The ten largest Latino population groups in the U.S. by country of origin (based on self-described family ancestry or place of birth). By Permission: Pew Hispanic Center.

Monday, August 8, 12 noon to 1:00 p.m.

Howe Conference Room Briscoe Library

In this noon hour presentation, Dr. Richard F. Ludueña, Ph.D., distinguished Teaching Professor in the Department of Biochemistry, will explore multiple aspects of Hispanic identity in the U.S. “If we start drawing medical conclusions,” he says, “we need to be clear what we are talking about.” 

The talk will move in the direction of a working genetic definition that takes account of the variety of Hispanic populations in the U.S., including Peninsular, Native American, African, and others.

Dr. Ludueña’s lecture is a sponsored activity of the Friends of the P.I. Nixon Medical Historical Library and is open to the public. 

For more information about this event, or about how to become a member of the Friends group, contact Pennie Borchers, Special Collections Librarian, at Borchers@uthscsa.edu.

Integrating the humanities into anatomy instruction

Article documents art and anatomy workshop offered at the UT Health Science Center

Penelope Borchers, Special Collections Librarian, is a co-author with Dr. Charleen Moore of the Department of Cellular and Structural Biology, of an article in an upcoming issue of Anatomical Sciences Education:

Moore, C. M., Lowe, C., Lawrence, J., & Borchers, P. (2011). Developing observational skills and knowledge of anatomical relationships in an art and anatomy workshop using plastinated specimens, in press. Anatomical Sciences Education. Epub ahead of print retrieved July 29, 2011. doi: 10.1002/ase.244.

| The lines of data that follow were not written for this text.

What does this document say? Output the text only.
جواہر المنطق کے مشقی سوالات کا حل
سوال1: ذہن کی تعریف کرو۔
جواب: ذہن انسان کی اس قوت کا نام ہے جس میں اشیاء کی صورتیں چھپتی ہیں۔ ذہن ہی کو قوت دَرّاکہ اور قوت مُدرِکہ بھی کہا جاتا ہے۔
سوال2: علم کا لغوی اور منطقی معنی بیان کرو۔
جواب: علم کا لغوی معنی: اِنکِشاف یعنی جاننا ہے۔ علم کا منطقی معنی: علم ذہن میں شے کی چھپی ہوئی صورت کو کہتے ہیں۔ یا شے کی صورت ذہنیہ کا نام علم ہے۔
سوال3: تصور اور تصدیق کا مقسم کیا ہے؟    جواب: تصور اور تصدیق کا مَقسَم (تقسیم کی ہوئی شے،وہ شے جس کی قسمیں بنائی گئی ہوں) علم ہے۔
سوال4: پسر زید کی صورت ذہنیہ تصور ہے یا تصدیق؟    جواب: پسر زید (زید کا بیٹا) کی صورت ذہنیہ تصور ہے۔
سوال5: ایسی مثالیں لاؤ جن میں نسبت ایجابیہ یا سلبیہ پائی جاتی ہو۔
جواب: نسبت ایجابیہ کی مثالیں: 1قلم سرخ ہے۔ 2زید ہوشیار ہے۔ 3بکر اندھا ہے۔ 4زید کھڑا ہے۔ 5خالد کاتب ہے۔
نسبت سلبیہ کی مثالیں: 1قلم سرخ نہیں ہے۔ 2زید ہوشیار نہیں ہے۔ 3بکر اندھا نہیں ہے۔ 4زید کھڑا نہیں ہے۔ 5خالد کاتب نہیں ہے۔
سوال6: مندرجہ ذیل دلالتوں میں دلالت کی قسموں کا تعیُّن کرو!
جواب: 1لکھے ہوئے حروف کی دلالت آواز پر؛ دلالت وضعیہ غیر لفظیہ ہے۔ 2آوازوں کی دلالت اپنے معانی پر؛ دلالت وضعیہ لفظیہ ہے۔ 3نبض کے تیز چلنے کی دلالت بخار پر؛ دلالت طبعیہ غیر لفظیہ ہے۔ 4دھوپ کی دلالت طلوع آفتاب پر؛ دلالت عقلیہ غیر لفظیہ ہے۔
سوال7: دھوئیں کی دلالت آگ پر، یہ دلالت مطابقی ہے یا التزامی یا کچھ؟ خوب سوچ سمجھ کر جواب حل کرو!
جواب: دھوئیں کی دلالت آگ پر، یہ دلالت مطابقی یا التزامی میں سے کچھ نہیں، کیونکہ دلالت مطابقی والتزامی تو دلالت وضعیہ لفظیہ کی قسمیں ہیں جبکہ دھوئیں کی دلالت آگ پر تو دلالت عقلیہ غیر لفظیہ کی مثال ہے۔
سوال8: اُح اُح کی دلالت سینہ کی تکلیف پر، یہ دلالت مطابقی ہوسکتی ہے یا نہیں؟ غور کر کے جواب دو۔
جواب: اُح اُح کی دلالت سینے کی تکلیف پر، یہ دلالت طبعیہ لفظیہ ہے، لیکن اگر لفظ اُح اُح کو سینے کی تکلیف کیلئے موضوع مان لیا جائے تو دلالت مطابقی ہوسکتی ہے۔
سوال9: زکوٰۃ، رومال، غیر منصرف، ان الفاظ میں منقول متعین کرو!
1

Constance Lowe, M.F.A. and Jayne Lawrence, M.F.A., both of UTSA, are also co-authors.

The article describes art and anatomy workshops that took place in the Briscoe Library in 2009 and 2011.  The workshops rely in part on materials housed in the collection of the P.I. Nixon Medical Historical Library.

From the abstract: Many medical schools have developed formal art observation training in conjunction with nearby art museums to enhance the visual diagnostic skills of their medical students. We report here on an art and anatomy workshop that paired medical and art students who did drawing exercises from plastinated anatomical specimens and the animated face to hone observational skills… We propose workshops such as these …  will assist the medical student in developing diagnostic skills for identifying disease and the art student in using the human body as subject. We further propose that these programs will help students develop humanistic sensitivities and provide an outlet for expression of the emotional aspects of dealing with disease and mortality.